First of all, there is the view that green-field projects
are by their nature easy. After all, there is no need to cope with hideous
legacies. Also, the ability to create something from scratch in our image and likeness
is naturally viewed as a major plus. This view of green- field reminds me of
Julie Andrews spinning and dancing around the beautiful green hills of
Switzerland under the melodious background of the Sound of Music!
The truth is that, usually driven by ambitious start-up deadlines,
green-field projects require the express deployment of a variety of systems with under-developed resources, and with super-aggressive timelines. Having successfully gone through just such scenario during my last professional stint, I can actually confirm that green-field
projects resemble much more the green field of a football field with you
quarterbacking a team starting its first down from your own five yard line and
expected to score a touchdown in less than a minute through rushes, sacks and
no timeouts.

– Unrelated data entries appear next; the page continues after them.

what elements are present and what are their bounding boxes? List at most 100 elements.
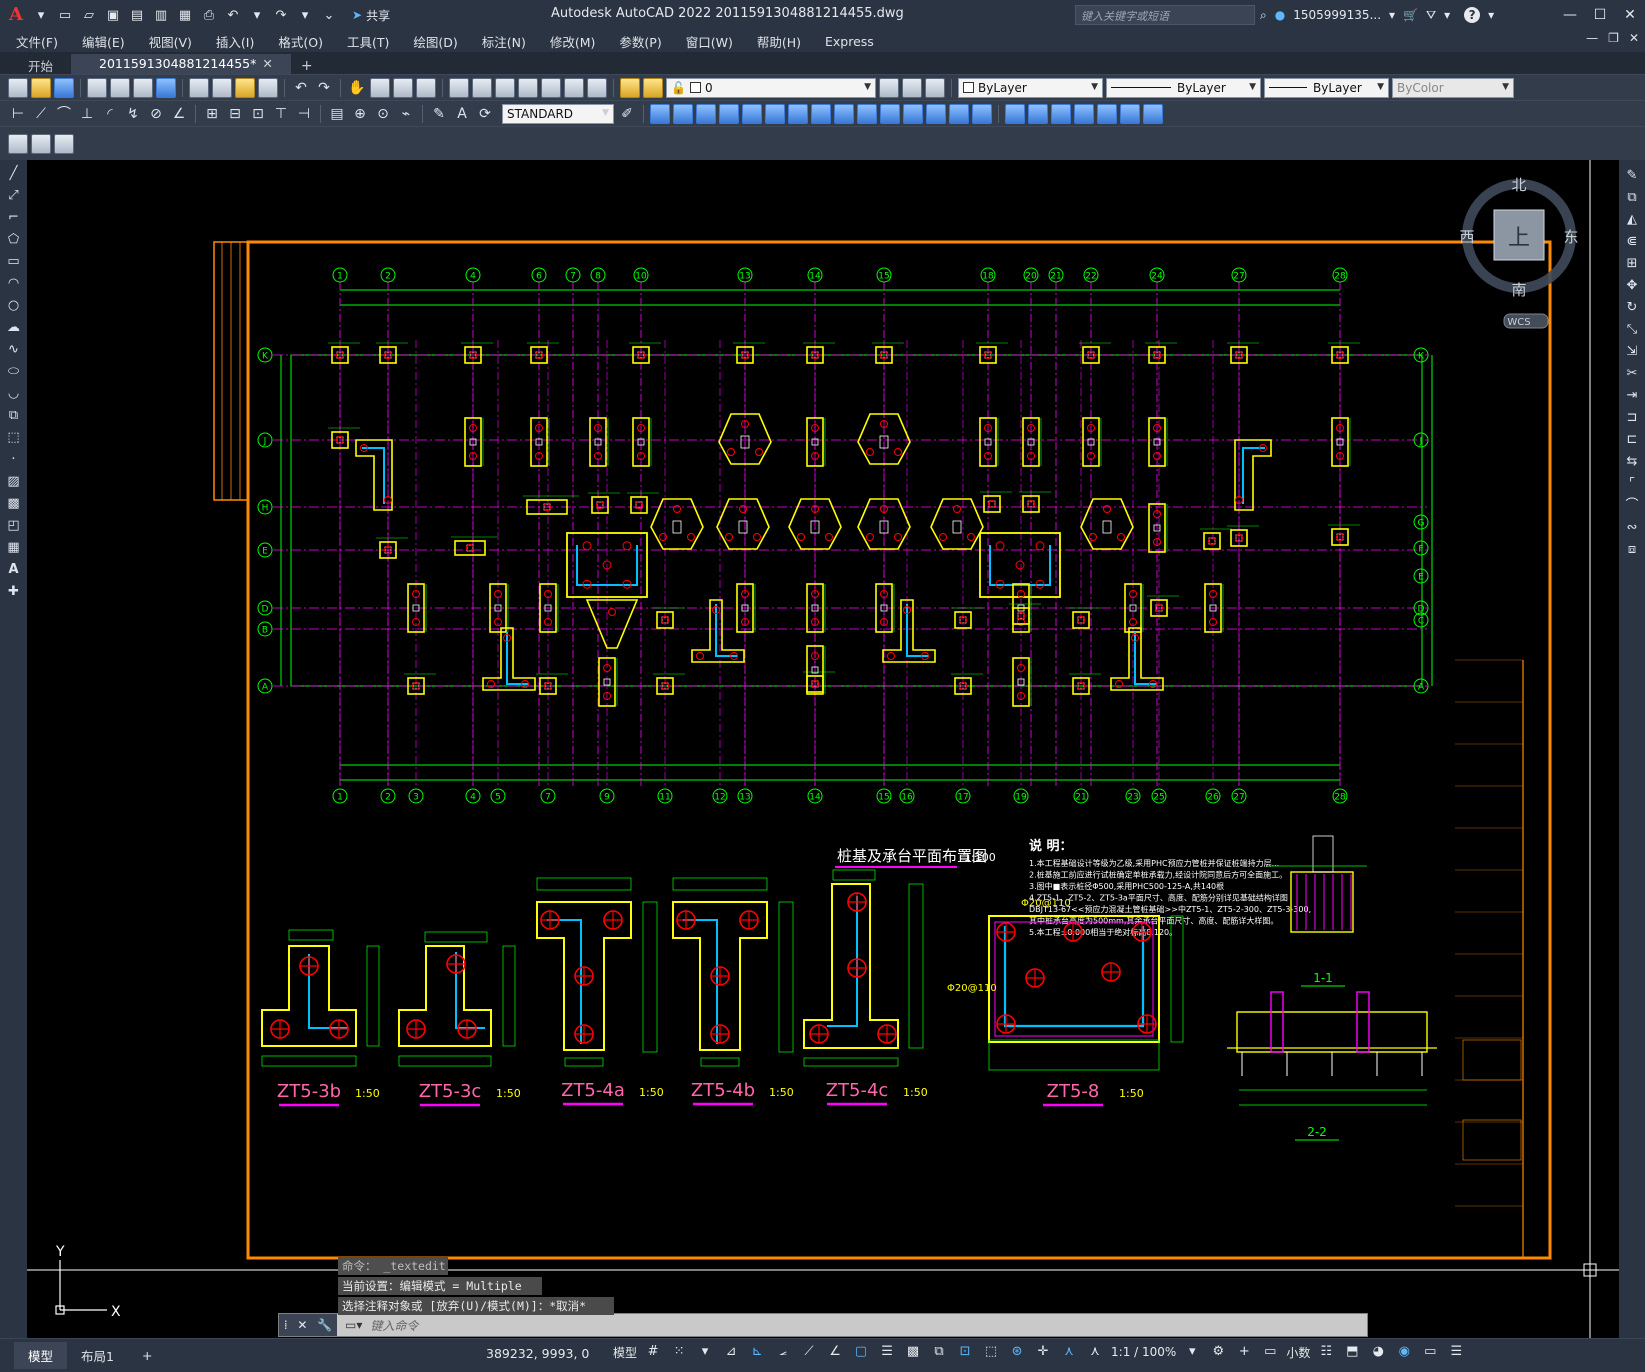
break-r-icon[interactable]: ⊏ [1622,430,1642,450]
fillet-icon[interactable] [949,103,969,124]
rotate-icon[interactable] [765,103,785,124]
make-block-icon[interactable]: ⬚ [4,428,24,448]
command-input-bar[interactable]: ⁞ ✕ 🔧 ▭▾ 键入命令 [278,1313,1368,1337]
quick-dim-icon[interactable]: ⊞ [202,104,222,124]
dim-break-icon[interactable]: ⊣ [294,104,314,124]
draworder-below-icon[interactable] [1074,103,1094,124]
tool-palettes-icon[interactable] [495,77,515,98]
customize-icon[interactable]: ☰ [1446,1342,1466,1362]
explode-icon[interactable] [972,103,992,124]
command-customize-icon[interactable]: 🔧 [317,1318,332,1332]
menu-item-10[interactable]: 窗口(W) [686,32,733,51]
layer-manager-icon[interactable] [54,133,74,154]
zoom-window-icon[interactable] [393,77,413,98]
hardware-accel-icon[interactable]: ◉ [1394,1342,1414,1362]
menu-item-1[interactable]: 编辑(E) [82,32,125,51]
preview-icon[interactable] [110,77,130,98]
redo-tb-icon[interactable]: ↷ [314,78,334,98]
bring-text-front-icon[interactable] [1097,103,1117,124]
jogged-linear-icon[interactable]: ⌁ [396,104,416,124]
spline-icon[interactable]: ∿ [4,340,24,360]
infer-icon[interactable]: ⊿ [721,1342,741,1362]
dim-radius-icon[interactable]: ◜ [100,104,120,124]
snap-icon[interactable]: ⁙ [669,1342,689,1362]
hatch-icon[interactable]: ▨ [4,472,24,492]
menu-item-5[interactable]: 工具(T) [347,32,389,51]
search-input[interactable]: 键入关键字或短语 [1075,5,1255,25]
coordinate-readout[interactable]: 389232, 9993, 0 [486,1346,589,1361]
maximize-icon[interactable]: ☐ [1585,0,1615,30]
osnap-icon[interactable]: ▢ [851,1342,871,1362]
menu-item-2[interactable]: 视图(V) [149,32,192,51]
draworder-back-icon[interactable] [1028,103,1048,124]
layer-freeze-icon[interactable] [643,77,663,98]
help-chevron-icon[interactable]: ▾ [1488,8,1494,22]
move-icon[interactable] [742,103,762,124]
open-file-icon[interactable]: ▱ [80,6,98,24]
stretch-r-icon[interactable]: ⇲ [1622,342,1642,362]
move-r-icon[interactable]: ✥ [1622,276,1642,296]
workspace-icon[interactable] [31,133,51,154]
dim-jogged-icon[interactable]: ↯ [123,104,143,124]
isodraft-icon[interactable]: ⟋ [799,1342,819,1362]
dim-space-icon[interactable]: ⊤ [271,104,291,124]
undo-chevron-icon[interactable]: ▾ [248,6,266,24]
arc-icon[interactable]: ◠ [4,274,24,294]
insert-block-icon[interactable]: ⧉ [4,406,24,426]
lock-ui-icon[interactable]: ⬒ [1342,1342,1362,1362]
scale-r-icon[interactable]: ⤡ [1622,320,1642,340]
scale-icon[interactable] [788,103,808,124]
hatch-back-icon[interactable] [1143,103,1163,124]
lineweight-icon[interactable]: ☰ [877,1342,897,1362]
dim-text-edit-icon[interactable]: A [452,104,472,124]
publish-icon[interactable] [133,77,153,98]
auto-scale-icon[interactable]: ⋏ [1085,1342,1105,1362]
add-selected-icon[interactable]: ✚ [4,582,24,602]
offset-r-icon[interactable]: ⋐ [1622,232,1642,252]
user-chevron-icon[interactable]: ▾ [1389,8,1395,22]
lineweight-dropdown[interactable]: ByLayer ▼ [1264,77,1389,98]
multiline-text-icon[interactable]: A [4,560,24,580]
menu-item-11[interactable]: 帮助(H) [757,32,801,51]
offset-icon[interactable] [696,103,716,124]
grid-icon[interactable]: # [643,1342,663,1362]
calculator-icon[interactable] [564,77,584,98]
viewcube-east[interactable]: 东 [1563,228,1578,246]
copy-r-icon[interactable]: ⧉ [1622,188,1642,208]
stretch-icon[interactable] [811,103,831,124]
rotate-r-icon[interactable]: ↻ [1622,298,1642,318]
command-close-icon[interactable]: ✕ [297,1318,307,1332]
transparency-icon[interactable]: ▩ [903,1342,923,1362]
viewcube-north[interactable]: 北 [1511,176,1526,194]
fillet-r-icon[interactable]: ⌒ [1622,496,1642,516]
dynamic-ucs-icon[interactable]: ⬚ [981,1342,1001,1362]
layer-previous-icon[interactable] [902,77,922,98]
app-menu-chevron-icon[interactable]: ▾ [32,6,50,24]
clean-screen-icon[interactable]: ▭ [1420,1342,1440,1362]
layer-on-icon[interactable] [620,77,640,98]
revision-cloud-icon[interactable]: ☁ [4,318,24,338]
break-point-icon[interactable]: ⊐ [1622,408,1642,428]
isolate-icon[interactable]: ◕ [1368,1342,1388,1362]
gradient-icon[interactable]: ▩ [4,494,24,514]
join-r-icon[interactable]: ⇆ [1622,452,1642,472]
circle-icon[interactable]: ○ [4,296,24,316]
copy-icon[interactable] [212,77,232,98]
chamfer-icon[interactable] [926,103,946,124]
dim-ordinate-icon[interactable]: ⊥ [77,104,97,124]
zoom-realtime-icon[interactable] [370,77,390,98]
draworder-front-icon[interactable] [1005,103,1025,124]
tab-drawing[interactable]: 2011591304881214455* ✕ [71,54,291,74]
snap-chevron-icon[interactable]: ▾ [695,1342,715,1362]
extend-r-icon[interactable]: ⇥ [1622,386,1642,406]
dim-update-icon[interactable]: ⟳ [475,104,495,124]
layout-tab-1[interactable]: 布局1 [67,1342,128,1369]
gizmo-icon[interactable]: ✛ [1033,1342,1053,1362]
customize-qa-icon[interactable]: ⌄ [320,6,338,24]
scale-chevron-icon[interactable]: ▾ [1182,1342,1202,1362]
explode-r-icon[interactable]: ⧈ [1622,540,1642,560]
design-center-icon[interactable] [472,77,492,98]
dim-angular-icon[interactable]: ∠ [169,104,189,124]
rectangle-icon[interactable]: ▭ [4,252,24,272]
tab-close-icon[interactable]: ✕ [262,56,272,71]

Think of Elway's Drive against Cleveland to get an idea.
Start-up driven green-fields projects demand different kinds
of focus and priorities from typical legacy transformation projects.

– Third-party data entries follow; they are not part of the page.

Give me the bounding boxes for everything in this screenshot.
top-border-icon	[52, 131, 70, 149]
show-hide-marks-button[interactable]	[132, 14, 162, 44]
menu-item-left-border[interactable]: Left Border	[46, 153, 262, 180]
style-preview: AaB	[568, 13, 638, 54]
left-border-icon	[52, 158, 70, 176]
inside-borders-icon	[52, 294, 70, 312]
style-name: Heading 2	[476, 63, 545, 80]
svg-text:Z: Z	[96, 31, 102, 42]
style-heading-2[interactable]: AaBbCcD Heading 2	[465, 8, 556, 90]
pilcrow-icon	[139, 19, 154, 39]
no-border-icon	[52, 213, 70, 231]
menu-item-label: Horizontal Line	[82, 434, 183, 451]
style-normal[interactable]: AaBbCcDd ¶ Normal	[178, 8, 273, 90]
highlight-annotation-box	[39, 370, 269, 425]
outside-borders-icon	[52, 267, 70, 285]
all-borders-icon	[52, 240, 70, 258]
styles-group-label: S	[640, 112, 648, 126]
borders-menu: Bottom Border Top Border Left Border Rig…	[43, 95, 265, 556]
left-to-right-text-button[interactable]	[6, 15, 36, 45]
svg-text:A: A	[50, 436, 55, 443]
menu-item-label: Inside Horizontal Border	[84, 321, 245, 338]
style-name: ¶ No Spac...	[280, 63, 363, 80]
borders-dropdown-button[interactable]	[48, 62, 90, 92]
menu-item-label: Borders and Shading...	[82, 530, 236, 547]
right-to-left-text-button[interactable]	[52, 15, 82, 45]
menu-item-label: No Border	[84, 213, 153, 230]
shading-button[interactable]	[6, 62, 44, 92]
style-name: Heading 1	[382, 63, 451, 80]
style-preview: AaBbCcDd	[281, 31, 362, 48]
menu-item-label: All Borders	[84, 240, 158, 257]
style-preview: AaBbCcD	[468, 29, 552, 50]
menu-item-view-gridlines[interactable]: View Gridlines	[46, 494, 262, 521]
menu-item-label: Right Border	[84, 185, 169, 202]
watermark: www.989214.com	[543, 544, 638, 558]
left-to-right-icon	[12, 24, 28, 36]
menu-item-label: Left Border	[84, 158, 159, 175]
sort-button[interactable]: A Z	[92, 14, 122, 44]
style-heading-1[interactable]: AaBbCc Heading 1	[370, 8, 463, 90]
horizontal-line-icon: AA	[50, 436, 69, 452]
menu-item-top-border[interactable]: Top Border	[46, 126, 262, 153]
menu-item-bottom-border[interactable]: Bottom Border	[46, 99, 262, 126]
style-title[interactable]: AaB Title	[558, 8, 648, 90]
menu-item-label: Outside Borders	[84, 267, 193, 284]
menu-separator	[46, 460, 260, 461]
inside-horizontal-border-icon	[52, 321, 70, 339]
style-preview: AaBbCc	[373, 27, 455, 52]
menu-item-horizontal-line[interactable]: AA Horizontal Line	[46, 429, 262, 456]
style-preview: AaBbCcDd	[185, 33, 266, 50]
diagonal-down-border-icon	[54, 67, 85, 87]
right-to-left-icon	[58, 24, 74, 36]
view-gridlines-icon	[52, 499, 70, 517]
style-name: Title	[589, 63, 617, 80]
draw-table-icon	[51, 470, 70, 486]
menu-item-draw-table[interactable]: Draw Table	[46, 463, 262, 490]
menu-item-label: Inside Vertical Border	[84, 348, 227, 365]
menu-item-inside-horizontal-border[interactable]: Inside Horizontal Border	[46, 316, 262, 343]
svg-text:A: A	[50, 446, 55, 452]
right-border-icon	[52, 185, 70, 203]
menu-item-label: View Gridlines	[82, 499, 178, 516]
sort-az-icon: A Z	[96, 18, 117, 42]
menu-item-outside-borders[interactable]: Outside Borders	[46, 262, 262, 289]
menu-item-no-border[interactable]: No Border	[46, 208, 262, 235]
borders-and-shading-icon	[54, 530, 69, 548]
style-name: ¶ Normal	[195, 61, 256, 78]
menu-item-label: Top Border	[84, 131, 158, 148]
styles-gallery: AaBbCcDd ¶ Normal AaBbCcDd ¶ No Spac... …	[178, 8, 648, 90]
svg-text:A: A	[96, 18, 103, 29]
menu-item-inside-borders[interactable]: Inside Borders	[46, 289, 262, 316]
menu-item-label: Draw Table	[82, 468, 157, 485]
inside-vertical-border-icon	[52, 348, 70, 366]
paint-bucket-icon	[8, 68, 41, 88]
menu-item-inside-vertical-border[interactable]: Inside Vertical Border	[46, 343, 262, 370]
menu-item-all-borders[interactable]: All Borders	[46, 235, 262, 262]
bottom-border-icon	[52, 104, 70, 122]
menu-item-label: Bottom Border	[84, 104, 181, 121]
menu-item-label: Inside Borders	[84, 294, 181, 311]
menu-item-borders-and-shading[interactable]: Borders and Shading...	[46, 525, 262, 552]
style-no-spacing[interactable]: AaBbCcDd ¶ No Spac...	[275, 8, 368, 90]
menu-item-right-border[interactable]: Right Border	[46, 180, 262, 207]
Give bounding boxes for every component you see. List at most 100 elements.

These are some of the major differences:
These are some of the major differences:
·
In transformation initiatives you are more
likely to sacrifice schedules to meet minimum functionality requirements. You will almost never be allowed to replace a legacy
system with lesser functionality.
·
In a green-field project you have to focus on delivering
the minimum required functionality necessary to launch or bootstrap the initial
systems. The success of the start-up depends on the green-field results of a
mission critical basis, and there is simply no alternative to fallback to
legacy.
·
Expectations for a transformation delivery are
that it will be of high quality. There is little tolerance for any new systems breaking
down as they replace old-tested solutions.
·
In a green-field delivery, you should assume failures
are more likely to occur and, most likely, the opening of the business won’t
want to wait for you to do a lot of testing. It’s reality. You should put a
higher focus on remediation processes and tools when launching a green-field
deliverable. Also, you will have to be a lot more agile in how you implement
changes in a green-field deployments versus a more structured legacy transformation
initiative.
·
Because you are expected to meet crazy deadlines
and diminishing budgets in a green-field project, innovation becomes even more
critical. You’ll have to be very
creative and quick on your feet in figuring
out ways to leverage preexisting solutions in the market or come up with
creative ‘hacks’ to get the delivery out the door. Still, you will also be
obliged to maintain a minimum of best practice standards to ensure that after
launch clean-up is as painless as possible.